About
This blog is a vehicle (a hub) for rants, discussions and resources having to do with social and organizational systems dynamics, and (often, but not always) how said dynamics intersect with developing social technologies. This broad topic includes: collective intelligence, social software, smartmobs technology, social engineering, social networks, etc.
These ideas are getting a lot of academic and corporate action right now. They’re working their way into scores upon scores of developing mobile devices and cutting-edge internet tools. At the same time, “social systems” as a coherent discipline is still hovering on the periphery of public awareness like a shy prom date. The ideas are generally portrayed as esoteric and academic, and even when they’re presented well, they can be a serious mental stretch to think or talk about. Either you don’t get it, or it’s like reading science fiction.

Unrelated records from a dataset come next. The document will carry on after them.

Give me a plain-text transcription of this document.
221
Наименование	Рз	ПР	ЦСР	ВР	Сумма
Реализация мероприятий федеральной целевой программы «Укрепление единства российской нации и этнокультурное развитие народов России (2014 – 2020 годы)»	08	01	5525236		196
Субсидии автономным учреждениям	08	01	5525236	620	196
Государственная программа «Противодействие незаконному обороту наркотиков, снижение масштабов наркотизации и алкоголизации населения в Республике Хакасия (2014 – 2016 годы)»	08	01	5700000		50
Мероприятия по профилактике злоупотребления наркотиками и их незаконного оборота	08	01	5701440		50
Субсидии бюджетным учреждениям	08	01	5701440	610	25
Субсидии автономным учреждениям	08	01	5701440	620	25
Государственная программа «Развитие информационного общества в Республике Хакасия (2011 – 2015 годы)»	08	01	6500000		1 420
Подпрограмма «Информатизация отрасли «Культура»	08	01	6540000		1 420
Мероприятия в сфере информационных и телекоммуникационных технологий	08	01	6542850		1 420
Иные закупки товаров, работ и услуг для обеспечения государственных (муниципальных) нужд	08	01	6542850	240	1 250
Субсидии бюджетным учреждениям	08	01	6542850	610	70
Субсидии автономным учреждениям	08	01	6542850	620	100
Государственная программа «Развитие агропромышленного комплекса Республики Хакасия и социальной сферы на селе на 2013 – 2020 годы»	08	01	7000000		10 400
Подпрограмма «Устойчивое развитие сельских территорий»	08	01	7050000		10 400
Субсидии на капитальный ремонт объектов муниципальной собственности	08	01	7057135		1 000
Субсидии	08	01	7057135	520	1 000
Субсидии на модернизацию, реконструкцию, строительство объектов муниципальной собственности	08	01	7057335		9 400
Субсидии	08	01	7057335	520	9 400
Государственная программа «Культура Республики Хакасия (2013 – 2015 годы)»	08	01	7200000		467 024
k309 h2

So, social systems concepts are whizzing around everywhere. They’re the foundations behind half of the hardware tools and applications we use all day long, and are developing with dizzying speed, but very few people without master’s degrees can use the basic lingo. This blog, and my associated website, Yggdrasil, are written so that anybody at all can access social/organizational systems ideas and start to grok their implications. The site/blog also provide tools for laymen and intermediates to talk about the ramifications of (or logically dismantle) those ideas in a public forum.
Moreover, it’s a place for folks to access and logically dismantle my social/organizational systems ideas. The more public debate my posts generate, from friends, strangers, experts or the idly curious, the happer I am.
So, in other words: comment, folks.
Dwain said
This is a lot of fun so far! Still working my way around it.
Kimberly Stedman said
Welcome, Uncle D. : )
Yep, that comment is from my uncle, the Rev. Dwain Epps. He doesn’t have a web page, but you can see a book he edited here. He lives in Switzerland, and if I’m not mistaken, this is his first blog experience.
Although it’s been said, many times, many ways: the net is cool.